Hoshi-no-In : Rituel du Pentagramme

icon-pentagramLe contenu de cet article est complètement subjectif et n'engage que son auteur. L'expérimentation est parfois nécessaire pour comprendre et vivre la spiritualité.

Précédemment deux articles (Le Bouddhisme Shingon | Vers une Renaissance de l’Onmyodo) avaient abordés de façon générale la pensée magique et l’ésotérisme japonais. Le terreau spirituel de ce pays est extrêmement riche et diversifié car il est bâti sur le syncrétisme deux trois grands courants religieux : le Shintoïsme, le Bouddhisme et le Taoïsme.

Ce qui choque lorsque l’on visite le Japon, c’est l’ambivalence de ces habitants. Entre modernité high-tech et coutumes ancestrales, les moeurs des japonais sont parfois bien étranges. En tant qu’Européen, l’importance des Dieux, des Esprits et de la Magie est assez minime dans la vie d’un citoyen lambda. Toutefois, avec 160 000 groupuscules religieux et 1 600 sectes, il en est tout autrement au Pays du Soleil Levant.

Le succès des Budo à composantes internes (Aikido, Kyudo etc…), le Cinema asiatique fantastique et l’Animation japonaise ont permis à ce fond latent de Spiritualité japonaise d’inonder la France.

Ainsi l’Arpenteur de la Voie se surprendra à trouver des similitudes et des concordances parfaites entre des pratiques magiques qui au premier abord pourrait sembler bien différentes. Il existe des symboles dit universels car ils sont omniprésents dans la psyché humaine. Le Pentagramme en fait parti.

Dans ce sujet, je vous présenterai donc une pratique magique (jp. Majutsu) très populaire au sein du Mikkyo (tradition ésotérique du bouddhisme japonais). Elle fait appel au mystère du Sanmitsu, (trois mystères) qui sont la réalisation de la pensée magique par le geste (sk. Mudra), le son (sk. Mantra) et le visualisation (Kannen).

Le Hoshi-no-In est un Nenriki (Technique de Projection-Visualisation) qui a pour but de mettre en mouvement une volonté magique précédemment créée. Pour faire un parallèle avec la théurgie européenne, c’est un sceau libérant un sortilège. Cette pratique magique est issue de la cosmologie Onmyōdō et est couramment utilisé de nos jours dans le Shingon, le Shugendo et le Ninjutsu.

La Grande Ourse

Les Pléiades

L’origine de cette technique est un Yantra hindou qui se mélangea avec la cosmologie Taoïste. Pour bien comprendre la puissance d’Hoshi-no-In, il faut se référer au mythe de la déesse Marichi-Ten, reine du ciel et de la lumière qui supporte le Soleil et la Lune.

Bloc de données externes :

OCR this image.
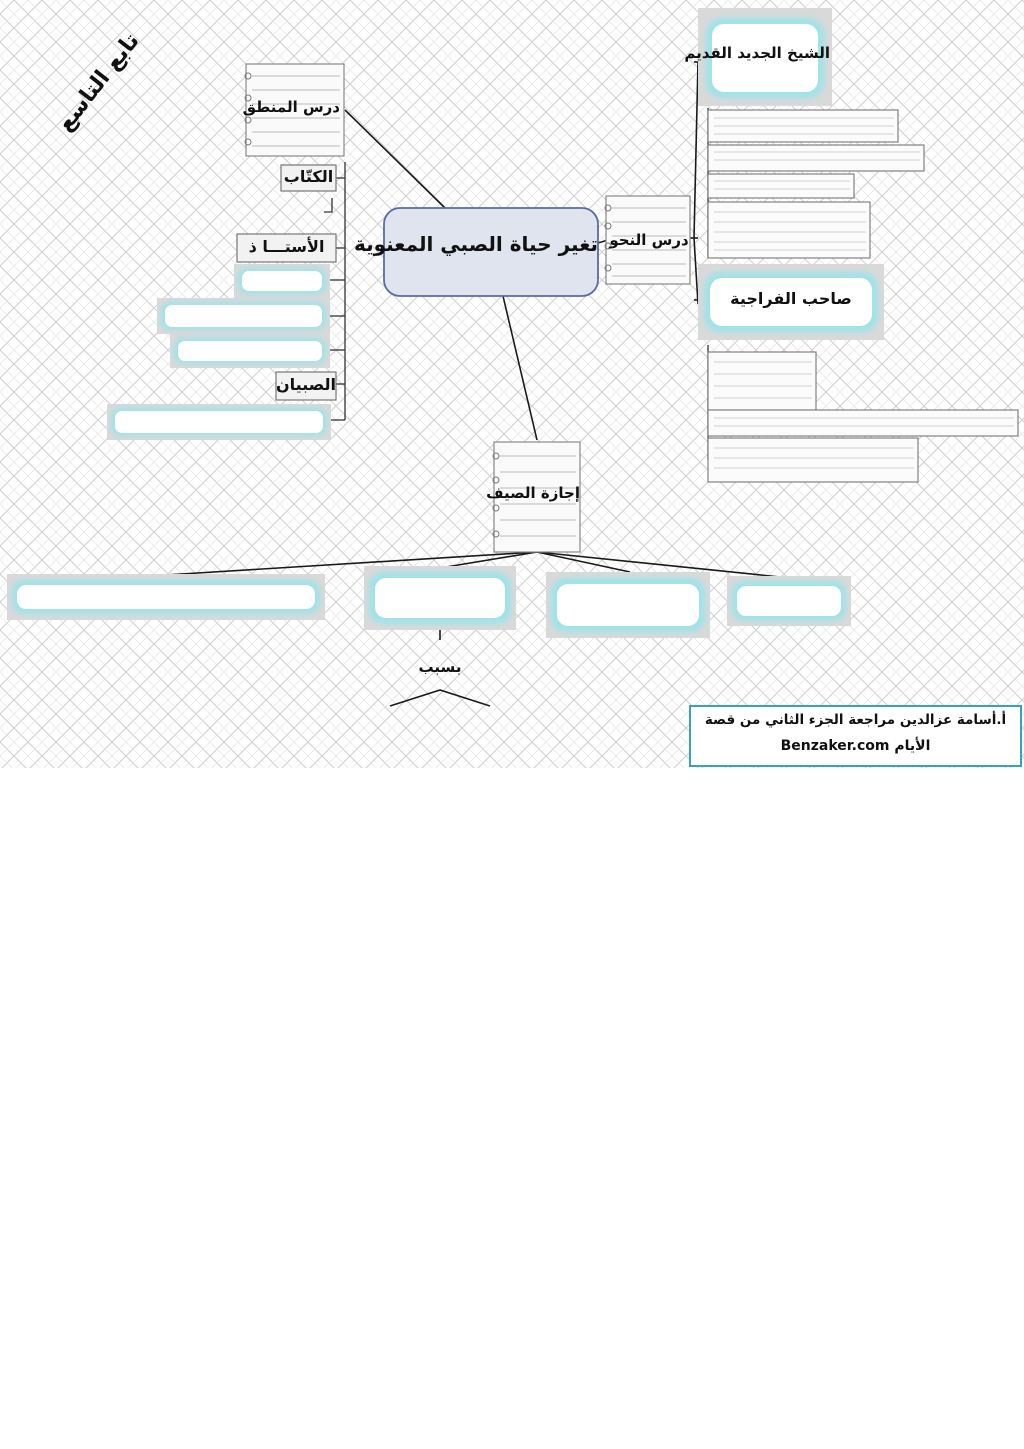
تابع التاسع
تغير حياة الصبي المعنوية
درس المنطق
الكتّاب
الأستـــا ذ
الصبيان
درس النحو
الشيخ الجديد القديم
صاحب الفراجية
إجازة الصيف
بسبب
أ.أسامة عزالدين مراجعة الجزء الثاني من قصة
Benzaker.com الأيام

Dans le Shintô, ce n’est autre qu’Amaterasu ÔKami. Marichi-Ten est la septième étoile occulte de la Pléiade (Yin) et est en harmonie avec les 7 étoiles de la Grande Ourse (Yang). De leur union naquit notre système solaire.

Tokkosho – Japanese, Edo period, 19th century

La technique s’effectue à l’aide d’un Tokko-sho (sk. Vajra), bien que l’index et le médius réunis puissent être suffisants. On commencera le tracer par la gauche et dans le sens dextrogyre, et à chaque angles on prononcera le Mantra associé :

BAN バン UN ウン TARAKU タラク

KIRIKU キリク AKU アク

Cette formule est en fait composée par l’association des 5 Syllabes-Racines (sk. Siddham jp. Bonji) des Dhyani Bouddhas (jp. Jinas) représentent les cinq aspects du bouddha primordial.

Dainichi Nyorai / Ashuku Nyorai / Hosho Nyorai / Amida Nyorai / Fukujoju Nyorai

Il est possible de terminer en pointant le centre du pentagramme  et en psalmodiant un OM soutenu final. On peut décrypter ce Mantra comme étant le Son Créatif OM naissant du Mandala spirituel du Diamant (Bam étant Kongokaï), et circulant pour rejoindre le Mandala matrice (Akou étant Taïzokaï) et ainsi créer le monde réel.

Kongōkai Mandala – version Bonji

Taizōkai Mandala – version Bonji

Ce Sceau n’est utilisé que pour permettre la manifestation d’une énergie spirituelle ou appuyer une volonté magique. Globalement, en préambule, il existe presque toujours un autre mantra lié à des divinités bouddhistes ou taoïstes. C’est particulièrement le cas pour les bannissements des mauvais esprits ou démons (jp. Yokai jp. Oni).

Il peut aussi servir à activer un O-Fuda (talisman) ou à créer un Kekkai (Cercle-Sphère) destiné à protéger ou à concentrer, comme on aurait pu s’en douter en ayant connaissance des rituels liés au Pentagramme dans la Kabbale.